短短几个字是清风思索良久这才确定下来的,还记得埝坞殿那三个出水口吗,龙口在上,其下是两个齐头并立的凤口,如此旨意该也不算过分吧?
离了御座,她对一旁的耶若示意说写完了,他如梦初醒,只看了一眼,倒也不说什么,拿起玉玺就往下落。清风不禁出声提醒:“您可看清了?”
耶若淡然道:“看清了啊,朕说过,你想要的朕都给你。”
冷眸相对,这样都不能教你震惊吗?一国之母忽然之间出现两位,这在中原史册上似乎还没有出现过吧,娥皇女英之说向来只是传说,有谁能够接受此事呢?先不说那郭罗氏和国师会怎么样的反对,就连满朝文武,甚至是西弦的百姓也很难承认这件事吧。如此大的惊动,他真有能力可以处理吗?
清风想就算他到最后做到了,也会耗去诸多心神吧,这么一件费力不讨好的事情,他这样简单就答应了?
她总是猜不透他到底是怎么想的,对付他的办法最后似乎烦恼的就只有她自己。
耶若很从容地将圣旨卷起来,出声招来贴身内监,吩咐道:“通知大臣来见朕,记得一个都别漏下。”内监应声退下,偌大的宫殿又只剩下她和他两个人。
清风下意识地离他远一些,打量着他的紫宸殿,这是他的书房,平日处理政事便是在这里,只能用一个词来形容:空旷。
没有多余的装饰,除了他身后的那一排文墨书籍,和一套雕金龙纹祥云的紫檀制桌椅,剩下的便是一只半人高的紫砂错金九龙香炉,相对于他给她的印象,这实在是太过简朴。
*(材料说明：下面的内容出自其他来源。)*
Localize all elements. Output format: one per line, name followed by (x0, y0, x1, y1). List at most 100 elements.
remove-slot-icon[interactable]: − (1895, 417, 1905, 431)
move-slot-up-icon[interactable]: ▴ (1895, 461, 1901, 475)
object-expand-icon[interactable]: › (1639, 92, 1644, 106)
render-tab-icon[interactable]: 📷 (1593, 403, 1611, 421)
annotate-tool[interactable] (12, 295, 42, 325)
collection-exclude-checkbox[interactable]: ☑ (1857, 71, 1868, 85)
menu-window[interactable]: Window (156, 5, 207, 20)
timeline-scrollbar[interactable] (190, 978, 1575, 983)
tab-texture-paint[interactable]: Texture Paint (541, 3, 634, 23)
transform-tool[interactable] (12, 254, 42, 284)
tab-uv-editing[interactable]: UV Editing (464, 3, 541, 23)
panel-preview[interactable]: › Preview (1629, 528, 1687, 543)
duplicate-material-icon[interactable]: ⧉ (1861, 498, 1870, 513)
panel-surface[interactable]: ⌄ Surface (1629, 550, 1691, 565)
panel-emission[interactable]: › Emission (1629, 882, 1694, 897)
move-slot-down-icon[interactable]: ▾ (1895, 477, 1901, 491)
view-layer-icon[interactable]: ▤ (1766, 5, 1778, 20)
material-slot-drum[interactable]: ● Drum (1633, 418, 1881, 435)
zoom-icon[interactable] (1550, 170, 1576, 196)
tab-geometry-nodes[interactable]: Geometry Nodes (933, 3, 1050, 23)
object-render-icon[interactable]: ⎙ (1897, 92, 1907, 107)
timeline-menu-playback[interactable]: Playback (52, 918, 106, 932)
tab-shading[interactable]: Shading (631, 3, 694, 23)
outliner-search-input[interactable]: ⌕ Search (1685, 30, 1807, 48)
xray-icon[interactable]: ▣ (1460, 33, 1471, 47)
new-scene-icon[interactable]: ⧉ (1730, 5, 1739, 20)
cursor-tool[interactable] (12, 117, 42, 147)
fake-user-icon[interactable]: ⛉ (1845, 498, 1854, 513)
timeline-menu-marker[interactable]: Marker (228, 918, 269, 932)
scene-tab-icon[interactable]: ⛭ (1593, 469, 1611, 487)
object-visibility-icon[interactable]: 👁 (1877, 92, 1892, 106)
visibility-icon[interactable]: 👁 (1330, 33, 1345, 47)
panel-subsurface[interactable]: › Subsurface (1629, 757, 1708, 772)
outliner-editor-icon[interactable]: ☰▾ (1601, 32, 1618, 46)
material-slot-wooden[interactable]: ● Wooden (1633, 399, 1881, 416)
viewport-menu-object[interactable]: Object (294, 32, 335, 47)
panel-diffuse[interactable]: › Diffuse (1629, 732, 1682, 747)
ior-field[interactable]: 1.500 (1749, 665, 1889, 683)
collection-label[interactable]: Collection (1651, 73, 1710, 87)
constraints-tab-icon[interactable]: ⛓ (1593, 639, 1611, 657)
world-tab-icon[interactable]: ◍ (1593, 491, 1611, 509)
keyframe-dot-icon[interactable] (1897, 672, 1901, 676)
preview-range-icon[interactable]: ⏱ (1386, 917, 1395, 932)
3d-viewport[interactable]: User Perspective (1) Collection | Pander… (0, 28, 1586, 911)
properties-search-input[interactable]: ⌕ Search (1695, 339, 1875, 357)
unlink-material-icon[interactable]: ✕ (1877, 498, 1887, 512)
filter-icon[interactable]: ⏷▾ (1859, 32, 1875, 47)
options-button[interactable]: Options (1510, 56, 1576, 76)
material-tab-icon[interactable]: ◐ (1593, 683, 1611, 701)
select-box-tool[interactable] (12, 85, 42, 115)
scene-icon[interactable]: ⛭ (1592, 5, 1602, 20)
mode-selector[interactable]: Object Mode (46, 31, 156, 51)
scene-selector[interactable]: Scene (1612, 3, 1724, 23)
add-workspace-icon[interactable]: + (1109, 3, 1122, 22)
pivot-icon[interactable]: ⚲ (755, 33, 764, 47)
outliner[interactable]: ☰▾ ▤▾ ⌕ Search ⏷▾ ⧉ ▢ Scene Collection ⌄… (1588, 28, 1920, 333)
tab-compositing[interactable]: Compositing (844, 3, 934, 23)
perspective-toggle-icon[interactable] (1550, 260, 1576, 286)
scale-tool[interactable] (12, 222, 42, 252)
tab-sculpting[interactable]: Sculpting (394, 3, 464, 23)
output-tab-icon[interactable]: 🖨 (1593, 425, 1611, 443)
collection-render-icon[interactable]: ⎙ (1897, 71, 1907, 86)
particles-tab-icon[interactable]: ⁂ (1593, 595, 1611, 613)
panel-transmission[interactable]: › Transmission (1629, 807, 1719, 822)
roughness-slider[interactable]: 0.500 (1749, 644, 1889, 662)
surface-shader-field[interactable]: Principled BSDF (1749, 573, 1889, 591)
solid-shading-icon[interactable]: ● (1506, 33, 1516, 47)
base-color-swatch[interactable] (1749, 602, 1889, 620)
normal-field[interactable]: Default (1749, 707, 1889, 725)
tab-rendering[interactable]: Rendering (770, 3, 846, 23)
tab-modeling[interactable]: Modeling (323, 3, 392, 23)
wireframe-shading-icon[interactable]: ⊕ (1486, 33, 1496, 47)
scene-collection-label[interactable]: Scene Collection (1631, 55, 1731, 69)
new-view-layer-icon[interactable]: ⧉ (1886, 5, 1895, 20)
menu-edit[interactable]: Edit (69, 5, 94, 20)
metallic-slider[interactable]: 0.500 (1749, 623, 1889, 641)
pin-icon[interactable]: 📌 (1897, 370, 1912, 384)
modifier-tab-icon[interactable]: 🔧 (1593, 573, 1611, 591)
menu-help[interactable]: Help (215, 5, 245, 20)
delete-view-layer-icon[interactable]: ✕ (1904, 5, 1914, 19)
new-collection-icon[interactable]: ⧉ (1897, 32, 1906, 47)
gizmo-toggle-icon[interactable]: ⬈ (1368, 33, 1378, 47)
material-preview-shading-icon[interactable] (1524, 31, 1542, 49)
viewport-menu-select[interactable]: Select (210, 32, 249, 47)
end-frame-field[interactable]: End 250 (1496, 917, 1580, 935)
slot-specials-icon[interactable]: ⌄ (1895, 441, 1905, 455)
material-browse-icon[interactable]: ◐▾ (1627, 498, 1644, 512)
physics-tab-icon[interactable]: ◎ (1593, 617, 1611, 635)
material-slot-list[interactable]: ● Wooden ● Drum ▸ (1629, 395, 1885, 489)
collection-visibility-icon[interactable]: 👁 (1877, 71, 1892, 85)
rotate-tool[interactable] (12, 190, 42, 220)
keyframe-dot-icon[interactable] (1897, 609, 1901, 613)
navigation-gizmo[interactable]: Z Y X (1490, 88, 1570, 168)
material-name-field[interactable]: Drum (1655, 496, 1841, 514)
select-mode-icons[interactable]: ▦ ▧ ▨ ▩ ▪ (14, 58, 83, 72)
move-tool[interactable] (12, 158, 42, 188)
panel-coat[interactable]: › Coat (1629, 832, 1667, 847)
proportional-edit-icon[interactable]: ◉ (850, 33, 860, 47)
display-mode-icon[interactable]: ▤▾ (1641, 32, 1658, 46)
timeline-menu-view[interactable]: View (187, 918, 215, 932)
不知道什么时候他走到清风身边,好像是看穿她心思一样调笑着说:“没办法,朕是穷人一个,想奢华也没有资本啊,不当家不知柴米贵。”虽然他是说笑的样子,但她却觉得也许事实比他说的还要艰难,他所要面对的是一个已经被权臣败得支离破碎的朝廷,他要力挽狂澜要复兴西弦,这中间的困难不可想象。
她似乎又开始同情他了,差点又被他蒙混过去,她收敛了情绪,平静地说:“这是你的事,与我何干。”
背过身的时候听他说:“那倒是,说这些还早,等你成了西宫国母之后也不怕你不替朕着想了。”
叹息,他的算盘打的也忒精明了一些,娶老婆还希望娶了个账房专门替他开源节流吗?清风就知道他没那么容易就放过自己。
之后沉默了好一阵子,她数度询问自己是否该退下。耶若的回答都是“不用”,那么之后大臣来了之后呢?难道让自己旁听?
她这么说的时候,耶若似乎很认真地思考了下说:“你垂帘听政就好。”说完对呀展开他自认为迷人的微笑。
清风的眼前一阵恍惚,他似乎又回到了那个她最初认识的耶若,那个曾经对她说“来过一过寻常生活”的耶若。
只是似乎而已,风烟依旧,故人难再,什么东西已经在无声无息中发生了变化。
就连她自己也已经不是原来那个了。